World Wrestling Entertainment (WWE) announced at a press conference in Stamford this morning that, in an effort to “spice things up,” the company is discontinuing ladder matches in favour of substantially more difficult and amusing greased-pole bouts.

“The era of the ladder match is, quite frankly, passé,” said WWE Chairman Vince McMahon. “Quite frankly, the new greased-pole format will, quite frankly, give fans the action, thrills, and slapstick stupidity that they crave, quite frankly.”

The rules of a greased-pole match will be similar to those of a ladder match: competitors must ascend an awkward and dangerous structure, aggravatingly slowly, to retrieve a championship belt dangling above the ring.

But the slippery greased pole — lubricated with baby oil, Bret Hart’s unused hair slime from the 1990s, and the drippings from Dean Ambrose’s wrung-out tank-tops — will make retrieving the belts much more difficult and preposterous.
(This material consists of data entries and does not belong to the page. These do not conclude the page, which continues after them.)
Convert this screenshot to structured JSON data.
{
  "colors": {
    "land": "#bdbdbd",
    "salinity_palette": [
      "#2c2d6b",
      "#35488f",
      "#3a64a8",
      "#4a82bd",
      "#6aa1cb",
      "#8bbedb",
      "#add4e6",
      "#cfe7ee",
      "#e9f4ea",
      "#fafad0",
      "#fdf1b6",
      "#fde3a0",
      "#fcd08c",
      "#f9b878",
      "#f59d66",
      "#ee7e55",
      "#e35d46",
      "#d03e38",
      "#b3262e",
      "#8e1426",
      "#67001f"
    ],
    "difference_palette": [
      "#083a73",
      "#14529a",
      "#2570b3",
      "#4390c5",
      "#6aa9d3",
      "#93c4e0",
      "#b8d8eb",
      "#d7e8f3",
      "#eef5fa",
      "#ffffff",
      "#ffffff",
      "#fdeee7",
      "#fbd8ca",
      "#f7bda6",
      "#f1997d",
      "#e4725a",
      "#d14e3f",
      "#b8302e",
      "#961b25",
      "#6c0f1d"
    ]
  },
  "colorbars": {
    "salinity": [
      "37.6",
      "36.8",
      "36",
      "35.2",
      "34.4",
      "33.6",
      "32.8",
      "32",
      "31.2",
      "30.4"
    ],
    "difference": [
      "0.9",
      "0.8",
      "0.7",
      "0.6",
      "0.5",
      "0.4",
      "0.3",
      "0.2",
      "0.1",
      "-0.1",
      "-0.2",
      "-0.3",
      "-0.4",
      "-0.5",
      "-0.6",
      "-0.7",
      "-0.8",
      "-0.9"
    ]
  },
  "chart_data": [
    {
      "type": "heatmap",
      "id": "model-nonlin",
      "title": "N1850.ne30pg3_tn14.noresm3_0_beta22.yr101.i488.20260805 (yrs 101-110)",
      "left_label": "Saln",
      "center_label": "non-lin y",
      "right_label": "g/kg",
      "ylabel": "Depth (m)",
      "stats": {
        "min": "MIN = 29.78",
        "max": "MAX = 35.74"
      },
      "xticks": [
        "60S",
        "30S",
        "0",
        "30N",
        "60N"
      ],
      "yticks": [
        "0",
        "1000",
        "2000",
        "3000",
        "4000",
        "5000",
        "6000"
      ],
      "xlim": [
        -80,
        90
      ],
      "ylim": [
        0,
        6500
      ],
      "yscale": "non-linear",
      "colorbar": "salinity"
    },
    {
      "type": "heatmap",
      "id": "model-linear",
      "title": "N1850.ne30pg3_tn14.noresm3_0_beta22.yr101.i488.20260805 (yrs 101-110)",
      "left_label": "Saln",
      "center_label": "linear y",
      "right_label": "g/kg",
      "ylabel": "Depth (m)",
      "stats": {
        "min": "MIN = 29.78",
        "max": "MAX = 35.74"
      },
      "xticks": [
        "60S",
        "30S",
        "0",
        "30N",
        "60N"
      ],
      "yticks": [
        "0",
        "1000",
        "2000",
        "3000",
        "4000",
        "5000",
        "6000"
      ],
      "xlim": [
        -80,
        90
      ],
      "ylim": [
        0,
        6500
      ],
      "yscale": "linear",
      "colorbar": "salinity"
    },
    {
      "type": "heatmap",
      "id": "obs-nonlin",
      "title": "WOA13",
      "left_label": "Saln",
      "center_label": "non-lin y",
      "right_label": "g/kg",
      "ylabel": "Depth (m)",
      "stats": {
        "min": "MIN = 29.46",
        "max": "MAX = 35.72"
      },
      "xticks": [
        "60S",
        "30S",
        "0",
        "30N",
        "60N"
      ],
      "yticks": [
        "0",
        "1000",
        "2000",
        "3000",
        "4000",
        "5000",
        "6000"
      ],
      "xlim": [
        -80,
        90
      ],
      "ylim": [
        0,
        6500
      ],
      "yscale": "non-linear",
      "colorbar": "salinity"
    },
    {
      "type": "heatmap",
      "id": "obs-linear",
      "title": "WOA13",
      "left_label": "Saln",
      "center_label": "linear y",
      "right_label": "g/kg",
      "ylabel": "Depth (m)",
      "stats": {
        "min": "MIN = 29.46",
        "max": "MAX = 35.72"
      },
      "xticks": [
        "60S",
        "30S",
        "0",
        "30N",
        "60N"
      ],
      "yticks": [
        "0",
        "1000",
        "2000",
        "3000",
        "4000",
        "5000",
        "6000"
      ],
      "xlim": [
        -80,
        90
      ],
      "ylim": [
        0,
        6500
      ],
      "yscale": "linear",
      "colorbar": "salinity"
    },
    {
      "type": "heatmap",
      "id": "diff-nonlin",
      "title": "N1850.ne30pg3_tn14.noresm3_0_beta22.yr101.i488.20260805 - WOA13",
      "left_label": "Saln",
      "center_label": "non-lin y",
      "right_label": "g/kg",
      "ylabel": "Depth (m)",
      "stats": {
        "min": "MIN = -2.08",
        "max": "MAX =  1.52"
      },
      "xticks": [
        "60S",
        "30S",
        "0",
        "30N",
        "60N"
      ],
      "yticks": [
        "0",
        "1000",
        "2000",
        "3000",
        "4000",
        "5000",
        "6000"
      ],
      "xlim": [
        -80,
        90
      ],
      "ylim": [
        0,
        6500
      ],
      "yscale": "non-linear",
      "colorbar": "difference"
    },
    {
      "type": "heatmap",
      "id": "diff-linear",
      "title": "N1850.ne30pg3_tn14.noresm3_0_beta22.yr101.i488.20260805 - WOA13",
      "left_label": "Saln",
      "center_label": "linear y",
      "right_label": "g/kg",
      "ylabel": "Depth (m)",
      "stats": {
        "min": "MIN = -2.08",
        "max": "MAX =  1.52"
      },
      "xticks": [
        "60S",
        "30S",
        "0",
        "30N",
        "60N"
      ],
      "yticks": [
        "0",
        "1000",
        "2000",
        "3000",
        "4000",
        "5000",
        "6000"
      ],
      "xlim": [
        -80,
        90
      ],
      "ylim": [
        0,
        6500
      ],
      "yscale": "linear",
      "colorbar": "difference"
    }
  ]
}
McMahon also announced several other new match types that WWE will unveil over the coming months:

  • Hell in a Bouncy Castle
  • First Man Standing
  • Bra and Panties Barbed Wire Deathmatch
  • Falls Count Nowhere
  • Tables, Greased Poles and Chairs

According to backstage rumors, the inaugural greased-pole match will pit Charlotte against her father Ric Flair (who claims to have had his pole greased thousands of times).